Justus Esiri, OON, is a force in the movie industry. A veteran, with over 40 years experience as stage actor, he was the Headmaster in the monstrously popular TV series, The Village Headmaster. Though he trained as an engineer in Germany, he returned home when a delegation from Nigeria invited him to perform in a Nigeria-governmental sponsored programme.
And after honouring the invitation, he never went back to Europe. We asked him his regrets and assessment of Nollywood. His candid views…
What does it take to be a good actor?
Knowing what the people want. We are Africans, and our interpretations of roles must take cognizance of our cultural heritage. You can’t be more European than them. So, you do your own thing to appeal to your people.
Would you say that knowing what the people want really contributed to your success in the industry?
I don’t know about that. I am not a judge. It is other people that would judge if I am a success or not. All I said that a good actor should know what his people want. And because I know, therefore I am good. Again, you cannot be a good actor if you are not well- trained or groomed in the profession.
You have been in the industry from the beginning. You are more of a pioneer. so, what has been your driving force?
To know what the public want. To understand the psychology of my people. This is a country of well over 4000 languages. So, your act must unite them. Over the years, I have tried to harness the rich culture heritage of my country. I see myself as an act ambassador.
And I am not giving up on this project. It is my life and my contribution to the nation.
Has there been any time in your career you felt like walking away?
No, no. You see, once you believe in a project, you have to give it all it takes despite the challenges. For me, it’s acting as long as I live. It’s acting forever.

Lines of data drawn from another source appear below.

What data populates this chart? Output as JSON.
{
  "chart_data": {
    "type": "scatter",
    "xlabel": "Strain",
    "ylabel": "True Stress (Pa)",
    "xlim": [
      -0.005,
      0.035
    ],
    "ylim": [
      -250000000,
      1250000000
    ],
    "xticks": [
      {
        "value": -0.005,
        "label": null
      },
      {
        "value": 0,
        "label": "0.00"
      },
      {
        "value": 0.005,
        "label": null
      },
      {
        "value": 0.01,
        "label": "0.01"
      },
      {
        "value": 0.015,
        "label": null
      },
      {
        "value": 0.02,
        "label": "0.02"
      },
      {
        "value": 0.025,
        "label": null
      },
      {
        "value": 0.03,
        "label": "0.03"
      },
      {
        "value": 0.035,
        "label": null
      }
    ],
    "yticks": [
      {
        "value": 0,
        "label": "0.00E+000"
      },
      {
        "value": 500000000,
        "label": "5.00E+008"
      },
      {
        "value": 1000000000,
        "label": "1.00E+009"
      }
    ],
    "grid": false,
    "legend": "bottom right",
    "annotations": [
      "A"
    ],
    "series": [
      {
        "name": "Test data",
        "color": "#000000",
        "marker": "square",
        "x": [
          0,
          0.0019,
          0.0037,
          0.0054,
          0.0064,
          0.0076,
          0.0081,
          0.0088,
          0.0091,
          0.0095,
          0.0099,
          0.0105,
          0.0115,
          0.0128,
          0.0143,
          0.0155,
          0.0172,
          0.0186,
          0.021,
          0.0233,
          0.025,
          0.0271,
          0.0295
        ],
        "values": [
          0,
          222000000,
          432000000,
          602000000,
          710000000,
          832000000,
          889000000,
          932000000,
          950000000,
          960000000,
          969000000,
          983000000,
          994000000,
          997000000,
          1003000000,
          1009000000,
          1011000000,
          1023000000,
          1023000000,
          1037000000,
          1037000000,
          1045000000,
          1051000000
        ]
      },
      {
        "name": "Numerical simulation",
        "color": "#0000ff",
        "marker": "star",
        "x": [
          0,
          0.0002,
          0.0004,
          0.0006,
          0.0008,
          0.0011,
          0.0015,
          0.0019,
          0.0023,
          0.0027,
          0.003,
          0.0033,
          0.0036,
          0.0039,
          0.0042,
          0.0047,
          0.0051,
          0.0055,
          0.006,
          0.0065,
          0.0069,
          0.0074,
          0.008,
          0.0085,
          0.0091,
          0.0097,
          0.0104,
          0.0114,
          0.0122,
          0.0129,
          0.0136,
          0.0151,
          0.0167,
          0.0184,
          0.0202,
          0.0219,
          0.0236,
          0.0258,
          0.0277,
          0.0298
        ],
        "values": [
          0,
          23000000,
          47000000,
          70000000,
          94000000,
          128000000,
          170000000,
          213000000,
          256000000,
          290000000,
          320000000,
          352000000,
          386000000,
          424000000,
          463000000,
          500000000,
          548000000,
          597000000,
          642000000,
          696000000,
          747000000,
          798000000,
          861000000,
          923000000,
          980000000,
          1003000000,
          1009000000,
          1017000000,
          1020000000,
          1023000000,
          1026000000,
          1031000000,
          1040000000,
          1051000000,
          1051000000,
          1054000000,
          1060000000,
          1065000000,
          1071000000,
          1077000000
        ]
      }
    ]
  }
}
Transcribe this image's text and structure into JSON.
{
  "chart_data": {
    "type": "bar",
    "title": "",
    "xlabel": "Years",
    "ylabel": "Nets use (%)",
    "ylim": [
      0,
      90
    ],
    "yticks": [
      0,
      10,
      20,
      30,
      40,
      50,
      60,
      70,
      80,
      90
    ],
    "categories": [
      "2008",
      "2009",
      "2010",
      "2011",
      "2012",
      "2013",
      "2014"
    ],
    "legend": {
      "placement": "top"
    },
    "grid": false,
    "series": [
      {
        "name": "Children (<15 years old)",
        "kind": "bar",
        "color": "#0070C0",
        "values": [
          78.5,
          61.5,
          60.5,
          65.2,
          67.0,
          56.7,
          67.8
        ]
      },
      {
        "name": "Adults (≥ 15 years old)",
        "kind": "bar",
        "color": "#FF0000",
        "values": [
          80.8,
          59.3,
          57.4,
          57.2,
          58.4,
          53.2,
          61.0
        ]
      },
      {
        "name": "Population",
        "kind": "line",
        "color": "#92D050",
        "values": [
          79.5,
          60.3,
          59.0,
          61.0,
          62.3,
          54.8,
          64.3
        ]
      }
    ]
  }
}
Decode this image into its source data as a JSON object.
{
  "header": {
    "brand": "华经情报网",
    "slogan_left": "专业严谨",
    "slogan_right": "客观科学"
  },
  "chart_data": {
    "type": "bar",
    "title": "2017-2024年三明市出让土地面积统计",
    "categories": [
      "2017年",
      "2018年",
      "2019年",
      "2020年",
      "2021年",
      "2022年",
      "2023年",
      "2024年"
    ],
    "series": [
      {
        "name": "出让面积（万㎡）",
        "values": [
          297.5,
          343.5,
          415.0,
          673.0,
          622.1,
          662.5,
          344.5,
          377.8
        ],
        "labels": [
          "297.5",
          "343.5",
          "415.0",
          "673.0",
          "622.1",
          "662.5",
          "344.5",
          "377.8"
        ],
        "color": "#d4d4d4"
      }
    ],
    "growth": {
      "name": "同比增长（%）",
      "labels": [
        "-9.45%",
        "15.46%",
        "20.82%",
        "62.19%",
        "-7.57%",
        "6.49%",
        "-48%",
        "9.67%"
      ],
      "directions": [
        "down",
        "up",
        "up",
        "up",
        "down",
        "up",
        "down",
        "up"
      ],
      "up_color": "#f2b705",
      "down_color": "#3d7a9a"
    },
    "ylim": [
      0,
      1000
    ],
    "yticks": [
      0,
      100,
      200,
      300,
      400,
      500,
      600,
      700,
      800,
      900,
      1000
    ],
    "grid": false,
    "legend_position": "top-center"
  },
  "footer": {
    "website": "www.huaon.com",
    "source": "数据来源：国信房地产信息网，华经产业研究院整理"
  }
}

What do you think is the biggest problem of Nollywood?
They are numerous. The problem of Nollywood is not knowing what the people really want. Most practitioners don’t know what their people want. We also have to understand that once you are good, money will come to you. You don’t have to look for it. That is the problem of Nollywood.
Would you say you are better off now than you were years back?
You see, I am happy because a son of mine, who is a dentist by profession, Dr. Sid, has decided to join the entertainment world. So, what is more rewarding than seeing you have inspired a lot of people, including your own family. And in terms of material wealth, I am just there.
By the time you joined Nollywood, did you envisage the kind of growth and popularity the industry would attend in the future?
Yes, I knew. But I did not envisage there would be leadership crisis, squabbles in the guilds, and a whole lot of unprofessional conducts going on in the recent times.
That wasn’t the Nollywood of my dream. I am, however, optimistic that we would return to the path of growth and progress. It would come to pass.
What is the way forward?
When a child is born, he has teething problem. Now, we have identified this, we have to cater for the baby until this natural phase evolves.
You were among Nigerian professionals, who left their lucrative jobs in Europe and America to build the entertainment industry in Nigeria. More than 40 years on, would you say you regret your action?
There are so many regrets. I remember how I came. I remember how Larry Williams came. So many people came back because we thought our return would be a stepping stone to building an industry that would be the pride of the nation, an industry that would make the young ones grow. But after FESTAC 77, it all died.
You have the OON national honour. Is the Federal Government doing enough to reward Nigerian artist?
There are too many problems, members of the National Assembly want to receive N42 million. But there are lot of people who are serving this country more than them. So, what are we talking about? It is ridiculous. We in Nollywood have served Nigeria more than any them. Those who make this country happy and have worked to promote national unity through the arts should be rewarded and honoured.
I don’t have anything to write home about apart from the six children that God gave me. Have I not tried?